IncompatibleStateError

Occurs when:

  • State version unsupported.

  • Migration fails.

  • Required fields missing in state file.

Behavior

  • Daemon refuses to start.

  • No scheduling occurs.

  • Explicit log at ERROR.


Deadline Interaction

If evaluation occurs after deadline:

  • Period outcome is missed.

  • This is not an error.

  • Logged at INFO.

Deadline expiration must not be treated as failure.


Concurrency Conflicts

If:

  • forbid and active execution exists:

    • Period outcome is skipped.

    • Not an error.

If:

  • replace and termination fails:

    • Log ERROR.

    • Do not start new execution.

    • Period remains unhandled.

    • Retry permitted until deadline exceeded.


Clock Anomalies

If system clock jumps forward:

  • Evaluate current period.

  • Apply deadline rules.

  • No error.

If system clock jumps backward:

  • Already handled periods must not re-execute.

  • No error.

  • Logged at WARN.

Clock changes are not treated as failures.


Partial Failure Handling

If:

  • Decision computed successfully

  • Trigger attempted

  • State write fails

Daemon must exit immediately to prevent duplicate execution.


Retry Rules

Retries are allowed only for:

  • Transient scheduling errors

  • Transient system errors before execution begins

Retries must:

  • Not alter seed inputs

  • Not alter decision

  • Not generate a new chosen time

Retries must not create new periods.


Error Logging Contract

Every error must log:

  • identity

  • period_id (if applicable)

  • component

  • error_type

  • operation

  • message

Fatal errors must log at ERROR level before exit.


Fatal Conditions

Daemon must exit on:

  • State corruption without recovery

  • State write failure after execution start

  • Lock acquisition failure

  • Incompatible state version

  • Irrecoverable persistence error


Non-Fatal Conditions

Daemon must continue operation on:

  • Single job configuration error (if multi-job environment)
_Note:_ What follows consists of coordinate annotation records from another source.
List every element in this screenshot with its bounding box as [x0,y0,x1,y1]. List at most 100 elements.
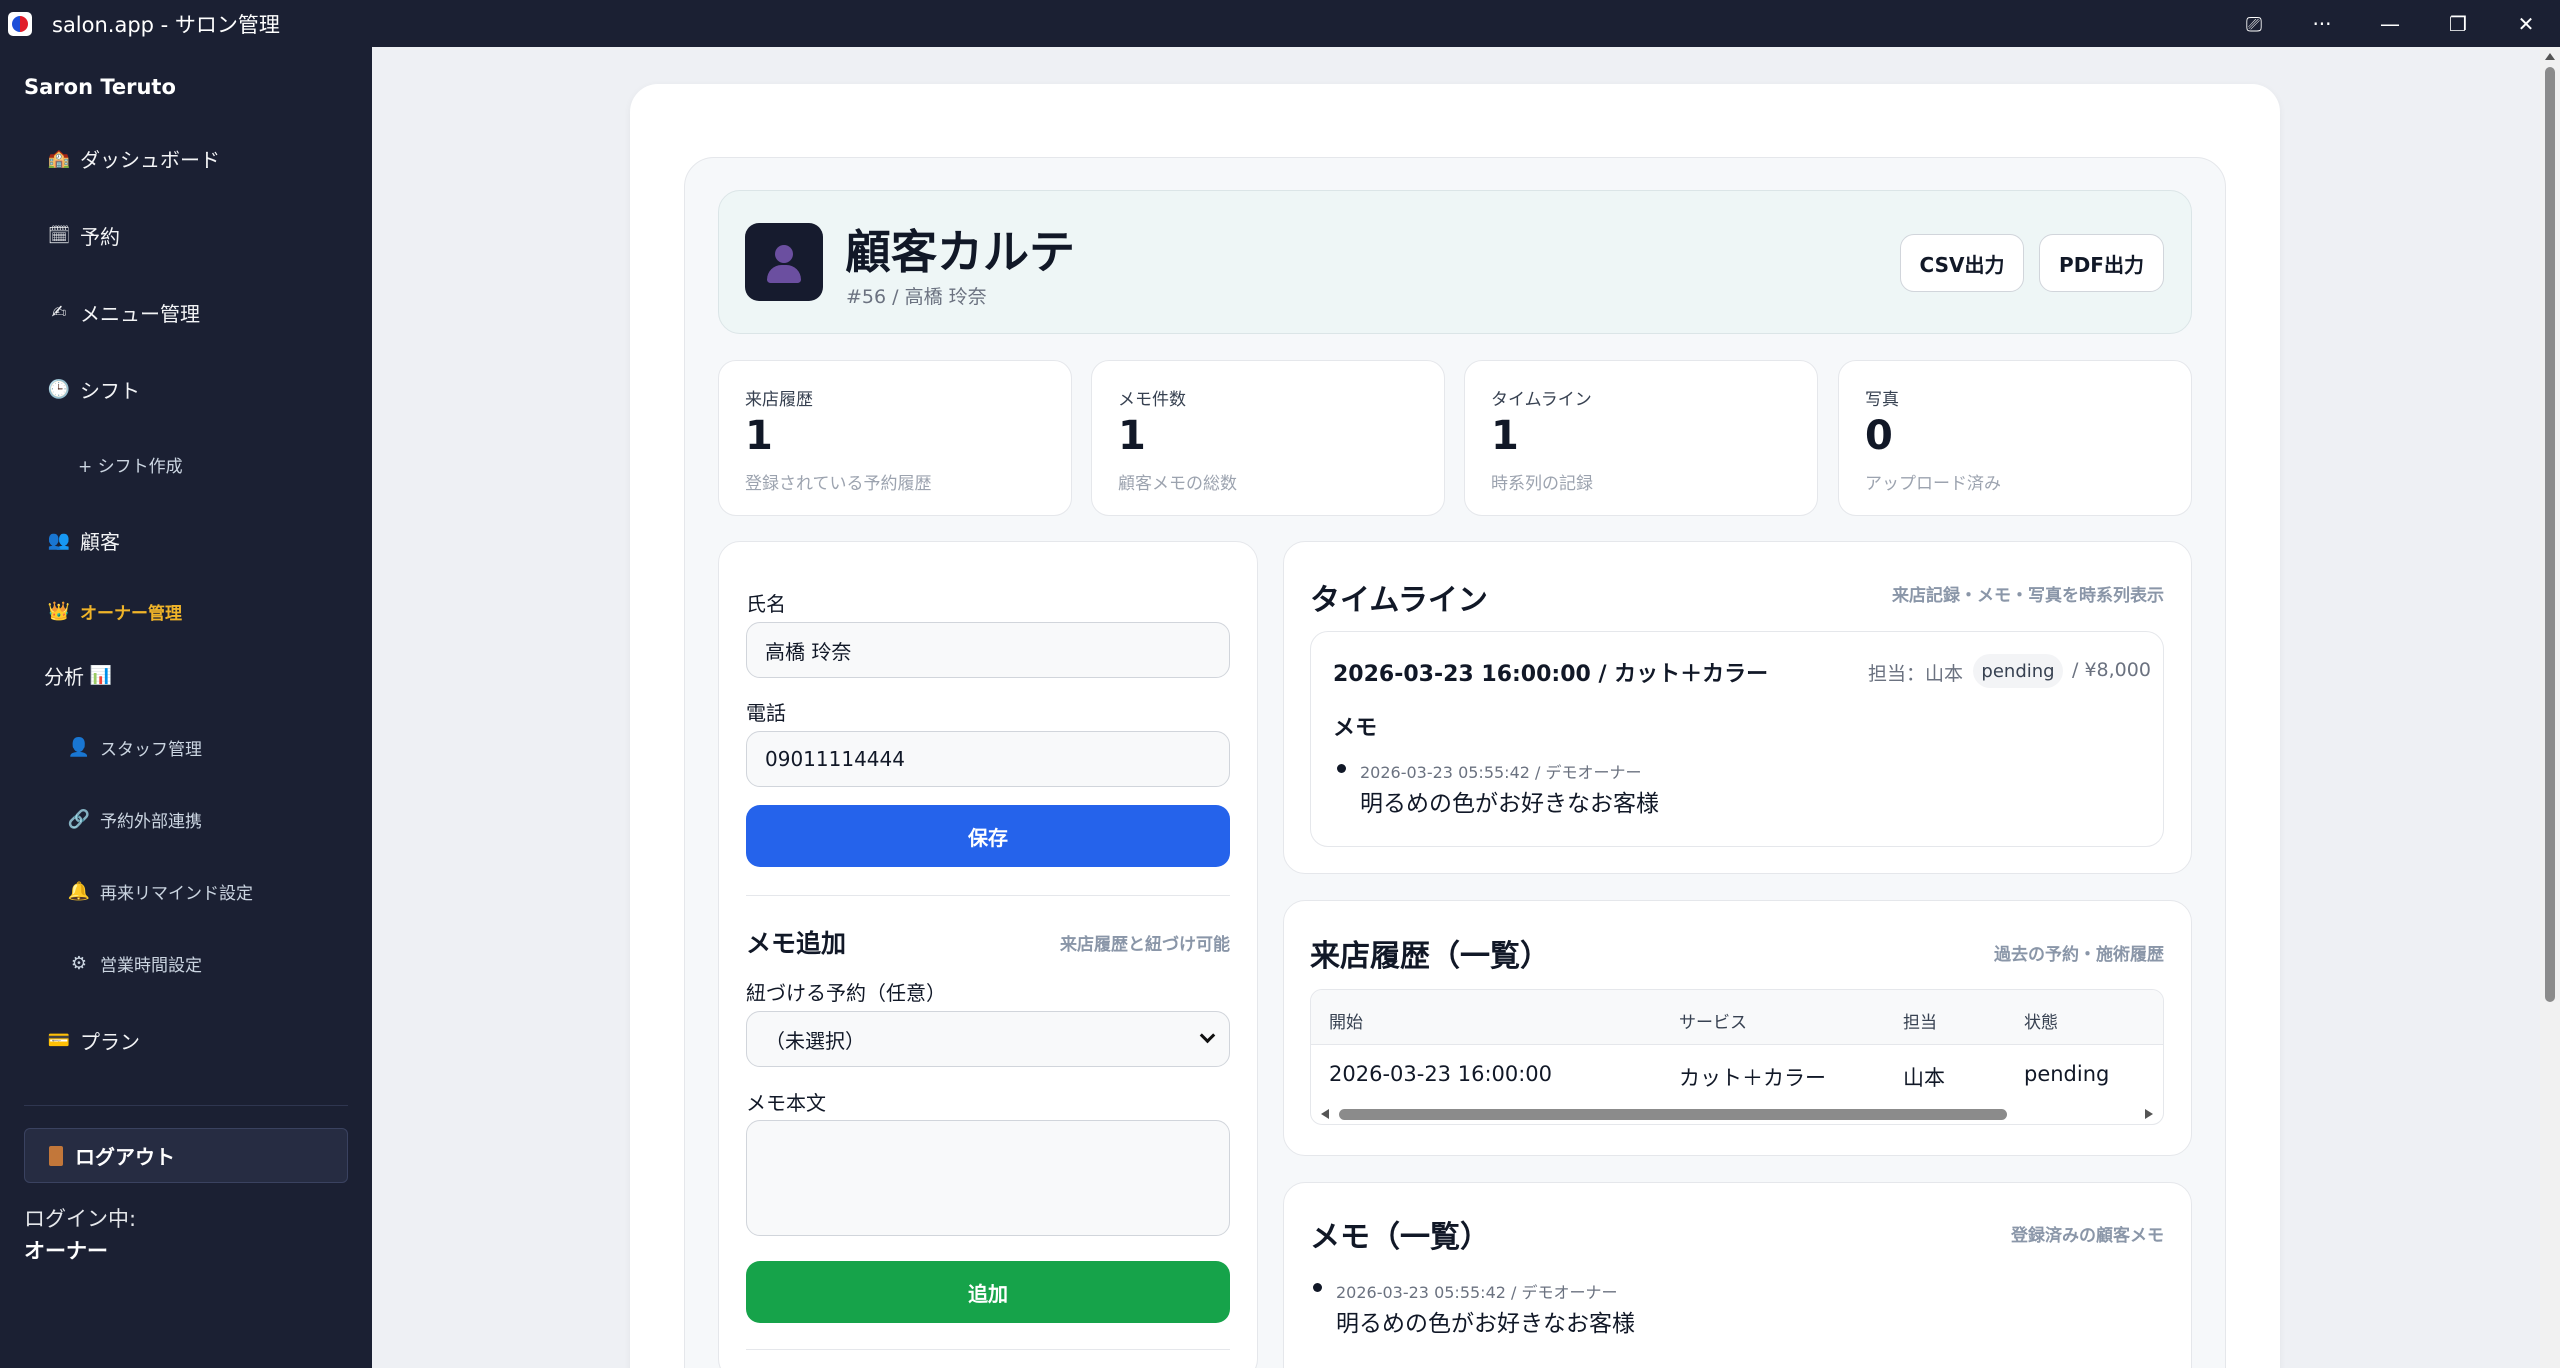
stat-description: 登録されている予約履歴 [745,474,932,494]
stat-value: 1 [745,413,773,459]
name-field[interactable]: 高橋 玲奈 [746,622,1230,678]
sidebar-item-label: プラン [80,1030,140,1054]
bar-chart-icon: 📊 [89,665,113,686]
sidebar-item-external-booking[interactable]: 🔗 予約外部連携 [66,807,202,832]
bullet-icon [1337,764,1346,773]
phone-label: 電話 [746,701,786,725]
app-logo-icon [8,11,32,36]
sidebar-item-label: オーナー管理 [80,604,182,624]
sidebar-item-analytics[interactable]: 分析 📊 [44,661,122,690]
memo-text: 明るめの色がお好きなお客様 [1360,791,1659,817]
stat-description: 時系列の記録 [1491,474,1593,494]
page-scrollbar[interactable] [2540,47,2560,1368]
table-horizontal-scrollbar[interactable] [1311,1104,2163,1124]
sidebar-item-customers[interactable]: 👥 顧客 [46,526,120,555]
visit-history-table: 開始 サービス 担当 状態 2026-03-23 16:00:00 カット＋カラ… [1310,989,2164,1125]
sidebar-item-owner-admin[interactable]: 👑 オーナー管理 [46,599,182,624]
stat-description: 顧客メモの総数 [1118,474,1237,494]
sidebar-item-label: ダッシュボード [80,148,220,172]
timeline-entry-price: / ¥8,000 [2072,659,2151,681]
clock-icon: 🕒 [47,379,71,400]
sidebar-item-reminder[interactable]: 🔔 再来リマインド設定 [66,879,253,904]
memo-list-panel [1283,1182,2192,1368]
divider [746,1349,1230,1350]
login-status-label: ログイン中: [24,1207,137,1231]
memo-meta: 2026-03-23 05:55:42 / デモオーナー [1360,763,1642,782]
sidebar-item-label: 分析 [44,665,84,689]
csv-export-button[interactable]: CSV出力 [1900,234,2024,292]
minimize-button[interactable]: — [2356,0,2424,47]
link-icon: 🔗 [67,809,91,830]
bell-icon: 🔔 [67,881,91,902]
sidebar-item-create-shift[interactable]: + シフト作成 [78,452,183,477]
person-icon: 👤 [67,737,91,758]
stat-value: 1 [1118,413,1146,459]
sidebar-item-plan[interactable]: 💳 プラン [46,1026,140,1055]
scrollbar-thumb[interactable] [2545,67,2555,1002]
stat-label: 来店履歴 [745,390,813,410]
timeline-hint: 来店記録・メモ・写真を時系列表示 [1892,586,2164,606]
page-title: 顧客カルテ [845,225,1075,279]
memo-add-title: メモ追加 [746,929,847,958]
timeline-entry-staff: 担当：山本 [1868,663,1964,685]
scroll-left-icon[interactable] [1321,1109,1329,1119]
table-cell: 2026-03-23 16:00:00 [1329,1062,1553,1086]
memo-add-hint: 来店履歴と紐づけ可能 [1060,935,1230,955]
phone-field[interactable]: 09011114444 [746,731,1230,787]
sidebar-item-label: 予約外部連携 [100,812,202,832]
sidebar-item-shift[interactable]: 🕒 シフト [46,375,140,404]
cast-icon[interactable]: ⎚ [2220,0,2288,47]
stat-card-memos: メモ件数 1 顧客メモの総数 [1091,360,1445,516]
divider [746,895,1230,896]
brand-name: Saron Teruto [24,75,176,99]
stat-card-photos: 写真 0 アップロード済み [1838,360,2192,516]
stat-card-visits: 来店履歴 1 登録されている予約履歴 [718,360,1072,516]
close-button[interactable]: ✕ [2492,0,2560,47]
memo-body-label: メモ本文 [746,1091,826,1115]
chevron-down-icon [1199,1027,1216,1044]
pdf-export-button[interactable]: PDF出力 [2039,234,2164,292]
calendar-icon: 🗓 [47,225,71,246]
link-reservation-select[interactable]: （未選択） [746,1011,1230,1067]
credit-card-icon: 💳 [47,1030,71,1051]
timeline-title: タイムライン [1310,583,1488,618]
timeline-entry-heading: 2026-03-23 16:00:00 / カット＋カラー [1333,662,1769,687]
sidebar-item-label: メニュー管理 [80,302,200,326]
more-options-icon[interactable]: ··· [2288,0,2356,47]
table-cell: 山本 [1903,1066,1945,1090]
customer-id-name: #56 / 高橋 玲奈 [846,286,987,308]
stat-value: 1 [1491,413,1519,459]
timeline-memo-label: メモ [1333,716,1378,741]
sidebar-divider [24,1105,348,1106]
name-label: 氏名 [746,592,786,616]
sidebar-item-label: スタッフ管理 [100,740,202,760]
logout-label: ログアウト [75,1145,175,1169]
restore-button[interactable]: ❐ [2424,0,2492,47]
status-badge: pending [1973,654,2063,688]
sidebar-item-reservations[interactable]: 🗓 予約 [46,221,120,250]
stat-description: アップロード済み [1865,474,2001,494]
window-titlebar: salon.app - サロン管理 ⎚ ··· — ❐ ✕ [0,0,2560,47]
logout-button[interactable]: ログアウト [24,1128,348,1183]
stat-label: メモ件数 [1118,390,1186,410]
window-title: salon.app - サロン管理 [52,12,280,37]
scroll-right-icon[interactable] [2145,1109,2153,1119]
sidebar-item-dashboard[interactable]: 🏫 ダッシュボード [46,144,220,173]
save-button[interactable]: 保存 [746,805,1230,867]
writing-hand-icon: ✍ [51,302,67,323]
memo-meta: 2026-03-23 05:55:42 / デモオーナー [1336,1283,1618,1302]
bullet-icon [1313,1283,1322,1292]
sidebar-item-business-hours[interactable]: ⚙ 営業時間設定 [66,951,202,976]
scrollbar-thumb[interactable] [1339,1109,2007,1120]
stat-card-timeline: タイムライン 1 時系列の記録 [1464,360,1818,516]
visit-history-title: 来店履歴（一覧） [1310,939,1550,974]
people-icon: 👥 [47,530,71,551]
link-reservation-label: 紐づける予約（任意） [746,981,946,1005]
add-memo-button[interactable]: 追加 [746,1261,1230,1323]
memo-list-hint: 登録済みの顧客メモ [2011,1226,2164,1246]
sidebar-item-staff[interactable]: 👤 スタッフ管理 [66,735,202,760]
sidebar-item-label: 再来リマインド設定 [100,884,253,904]
memo-body-textarea[interactable] [746,1120,1230,1236]
sidebar-item-menu[interactable]: ✍ メニュー管理 [46,298,200,327]
scroll-up-icon[interactable] [2545,53,2555,60]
  • Execution non-zero exit code

  • Missed deadlines

  • Unschedulable period

  • Constraint rejection


Invariants Under Error

Kron guarantees:

  1. No duplicate execution for same period.

  2. No execution without a valid decision.

  3. No execution when configuration invalid.

  4. No execution beyond deadline.

  5. Fatal persistence errors prevent further scheduling.

  6. Unschedulable periods are terminal.

  7. Execution failure does not trigger implicit retry.


Adapter-Specific Notes

krond

  • Fatal persistence errors require immediate shutdown.

  • State integrity is mandatory.

kron-operator

  • Errors must surface as Kubernetes Events and Conditions.

  • Reconciliation must be idempotent.

  • Controller must not create duplicate Jobs.


Summary

Errors in Kron are:

  • Categorized.

  • Explicit.

  • Logged.

  • Deterministic in handling.

  • Never allowed to violate idempotency or determinism.

Correctness and safety take precedence over availability.